Take, for instance, the ballooning price of oil. In January of this year, oil finally surpassed the dreaded $100/barrel mark. Since then, the price has peaked at $133/barrel with per-gallon prices reaching $4.08 nationally. The last time gas prices surged this way, after Hurricane Katrina, the oil companies experienced world record breaking profits.
More great news for the oil industry this year has come from the United States Congress. The Democrats in Congress have submitted multiple pieces of legislation that would have sacrificed some of those record-breaking profits in favor of investment in renewable sources of energy, but all of them failed.
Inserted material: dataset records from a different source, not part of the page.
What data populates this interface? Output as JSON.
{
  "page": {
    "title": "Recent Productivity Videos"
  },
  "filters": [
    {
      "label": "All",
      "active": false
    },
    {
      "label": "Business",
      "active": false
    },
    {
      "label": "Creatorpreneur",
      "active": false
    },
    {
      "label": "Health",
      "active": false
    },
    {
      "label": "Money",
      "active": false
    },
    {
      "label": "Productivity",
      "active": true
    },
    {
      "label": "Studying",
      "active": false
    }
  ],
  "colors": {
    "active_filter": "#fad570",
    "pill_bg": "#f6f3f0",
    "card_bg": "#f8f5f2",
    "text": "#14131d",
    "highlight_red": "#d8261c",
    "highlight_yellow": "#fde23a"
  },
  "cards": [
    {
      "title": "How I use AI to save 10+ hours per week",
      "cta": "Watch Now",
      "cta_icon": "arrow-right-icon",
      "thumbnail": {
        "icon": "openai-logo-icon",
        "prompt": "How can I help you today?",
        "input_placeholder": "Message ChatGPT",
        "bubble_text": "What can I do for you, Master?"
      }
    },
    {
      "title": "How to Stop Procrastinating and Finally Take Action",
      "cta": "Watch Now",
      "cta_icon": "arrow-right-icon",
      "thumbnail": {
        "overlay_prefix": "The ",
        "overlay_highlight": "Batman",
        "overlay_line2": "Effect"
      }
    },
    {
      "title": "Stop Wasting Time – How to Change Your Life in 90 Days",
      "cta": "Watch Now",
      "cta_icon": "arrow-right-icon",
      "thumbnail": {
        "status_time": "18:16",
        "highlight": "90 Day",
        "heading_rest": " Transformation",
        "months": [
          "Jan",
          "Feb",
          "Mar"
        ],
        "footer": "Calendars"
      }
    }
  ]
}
The Energy Security Act was a bipartisan bill written by Senators John Warner of Virginia, and Joe Lieberman of Connecticut that would have allowed the government to monitor and regulate greenhouse gas emissions the same way they monitor and regulate water quality or air quality. A positive for the environment, but a negative for anything that releases carbon, like oil. The bill failed to gain the 60 votes it needed to pass the Senate and move to the House. The Renewable Energy Tax Credit needed to be re-approved so it wouldn't lapse. The credit gives tax incentives to companies to develop renewable sources of energy and hire "green workers." The re-approval was beaten back by opponents of renewable energy (think oil). Finally, a Windfall Profits Tax was submitted that would have raised the tax on oil revenues once they reached a windfall level. This is partly to recoup the billions Americans have given oil companies in the form of subsidies, grants and tax credits to help them invest in new sources of oil. The tax was defeated.
Finally, Presidential candidate John McCain is also contributing to Big Oil's big year. Just this week, Mr. McCain announced that the best way to end our oil addiction is to drill for more oil all over the United States. He wants to lift the oil drilling ban that is in place in important ecosystems, like the coast of Florida, so that we can avoid real energy reform and instead continue to rely on the oil companies to provide us with a filthy limited resource. President Bush is supporting this idea and has asked the Congress to make it happen. Of course it would be years before this new oil exploration, drilling and refining would lead to actual gasoline in the tank. Oil companies could also opt to send the oil overseas, where it may be more valuable, rather than sell it in the U.S. Plus, the volume would be small compared to the amount we currently import from abroad. You can read all about that HERE.
It has been a busy six months for the oil industry. Anyone who thought we were on the threshold of a new energy future that would rely less on century old technology and more on 21st century innovation is probably feeling very frustrated right now. But for the oil industry, things have been very exciting.